Enjoy a glass of milk
Ah, the most simple, classic, and refreshing way to participate in World Milk Day. Since we’re appreciating the food anyway, let’s get back to basics. Pour out a creamy glass of milk and enjoy the day.
Use #WorldMilkDay or #EnjoyDairy
The official hashtags for World Milk Day are great methods to join the conversation on dairy over social media. Check out the website for World Milk Day to see all the social media campaigns you can join in on!
5 Fun Facts About Milk
Daily, a cow will produce over six gallons of milk
Holy cow! Every day, a cow can produce around 6.3 gallons of milk — this adds up to 350,000 glasses of milk in a lifetime.
Americans consume a lot of milk
In a typical year, the average American will drink 25 gallons of milk per year.
Salt it up!
To keep milk fresh for just a little longer, a great trick is to add a little salt — the right ratio is one pinch of salt per quart of milk.
No shortage of dairy
Yearly, around 1,000 new dairy products are added to the market!
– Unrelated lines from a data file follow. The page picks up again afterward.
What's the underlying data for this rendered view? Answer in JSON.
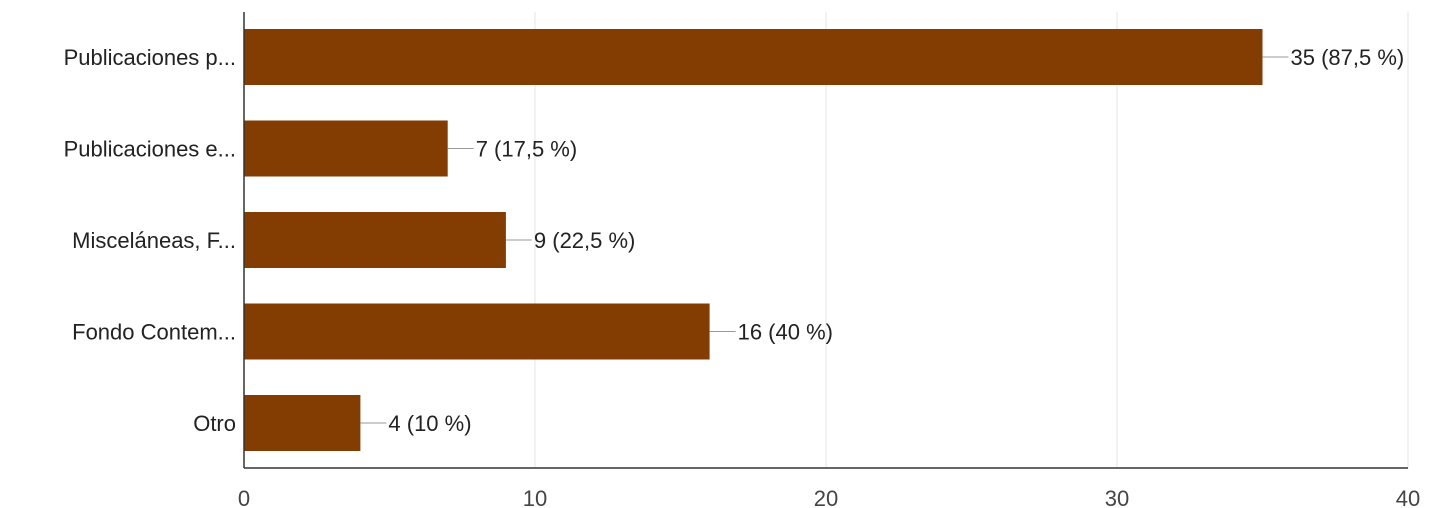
{
  "chart_data": {
    "type": "bar",
    "orientation": "horizontal",
    "categories": [
      "Publicaciones p...",
      "Publicaciones e...",
      "Misceláneas, F...",
      "Fondo Contem...",
      "Otro"
    ],
    "values": [
      35,
      7,
      9,
      16,
      4
    ],
    "value_labels": [
      "35 (87,5 %)",
      "7 (17,5 %)",
      "9 (22,5 %)",
      "16 (40 %)",
      "4 (10 %)"
    ],
    "xlim": [
      0,
      40
    ],
    "xticks": [
      0,
      10,
      20,
      30,
      40
    ],
    "grid": true,
    "bar_color": "#833d03",
    "grid_color": "#e6e6e6",
    "axis_color": "#333333",
    "leader_color": "#999999"
  }
}
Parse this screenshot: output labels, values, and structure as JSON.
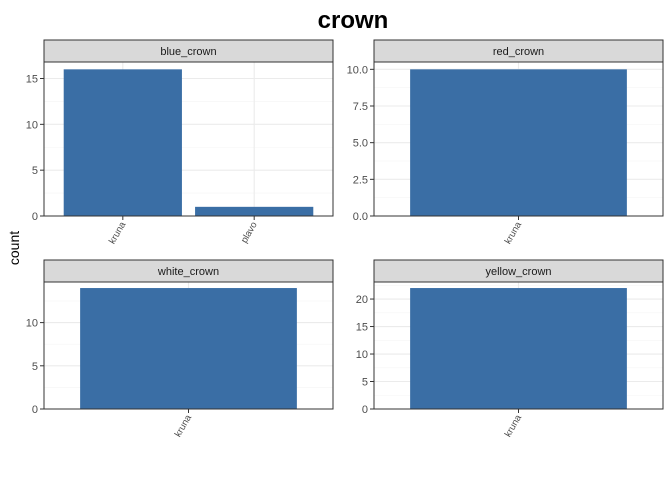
{
  "title": "crown",
  "ylabel": "count",
  "colors": {
    "bar": "#3a6ea5",
    "strip_fill": "#d9d9d9",
    "grid_major": "#ebebeb",
    "grid_minor": "#f5f5f5",
    "panel_border": "#333333"
  },
  "chart_data": {
    "type": "bar",
    "layout": "facet_wrap",
    "grid": true,
    "panels": [
      {
        "strip": "blue_crown",
        "categories": [
          "kruna",
          "plavo"
        ],
        "values": [
          16,
          1
        ],
        "ylim": [
          0,
          16.8
        ],
        "yticks": [
          0,
          5,
          10,
          15
        ],
        "ytick_labels": [
          "0",
          "5",
          "10",
          "15"
        ]
      },
      {
        "strip": "red_crown",
        "categories": [
          "kruna"
        ],
        "values": [
          10
        ],
        "ylim": [
          0,
          10.5
        ],
        "yticks": [
          0,
          2.5,
          5,
          7.5,
          10
        ],
        "ytick_labels": [
          "0.0",
          "2.5",
          "5.0",
          "7.5",
          "10.0"
        ]
      },
      {
        "strip": "white_crown",
        "categories": [
          "kruna"
        ],
        "values": [
          14
        ],
        "ylim": [
          0,
          14.7
        ],
        "yticks": [
          0,
          5,
          10
        ],
        "ytick_labels": [
          "0",
          "5",
          "10"
        ]
      },
      {
        "strip": "yellow_crown",
        "categories": [
          "kruna"
        ],
        "values": [
          22
        ],
        "ylim": [
          0,
          23.1
        ],
        "yticks": [
          0,
          5,
          10,
          15,
          20
        ],
        "ytick_labels": [
          "0",
          "5",
          "10",
          "15",
          "20"
        ]
      }
    ]
  }
}
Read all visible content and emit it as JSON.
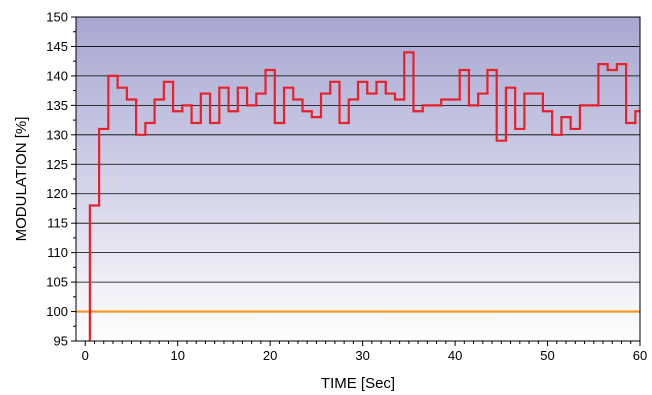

The milkman first came around in 1942
As part of a milk conservation measure during World War 2, home delivery of milk began in 1942.
Why World Milk Day is Important
Milk nourishes people globally
While not every country and culture drinks milk, the vast majority enjoy dairy and many have made it a key element of their cuisine. Some of the countries where milk is most popular include Finland, the Netherlands, and Sweden, while milk is not a widespread beverage in North Korea or Liberia.
Who doesn’t love the first sip of a chilly glass of milk, the first spoonful of ice cream, or the warm embrace of a cup of hot cocoa? Milk has been transformed into a plethora of our most well-loved foods for a good reason — dairy is delicious.
Milk is very nutritious
Milk that’s 2% or less is chock-full of nutrients! We know your mom has always said milk helps your bones grow, but milk actually carries many more benefits than that. It’s packed with calcium, vitamin D, and potassium, which are routinely under-consumed nutrients.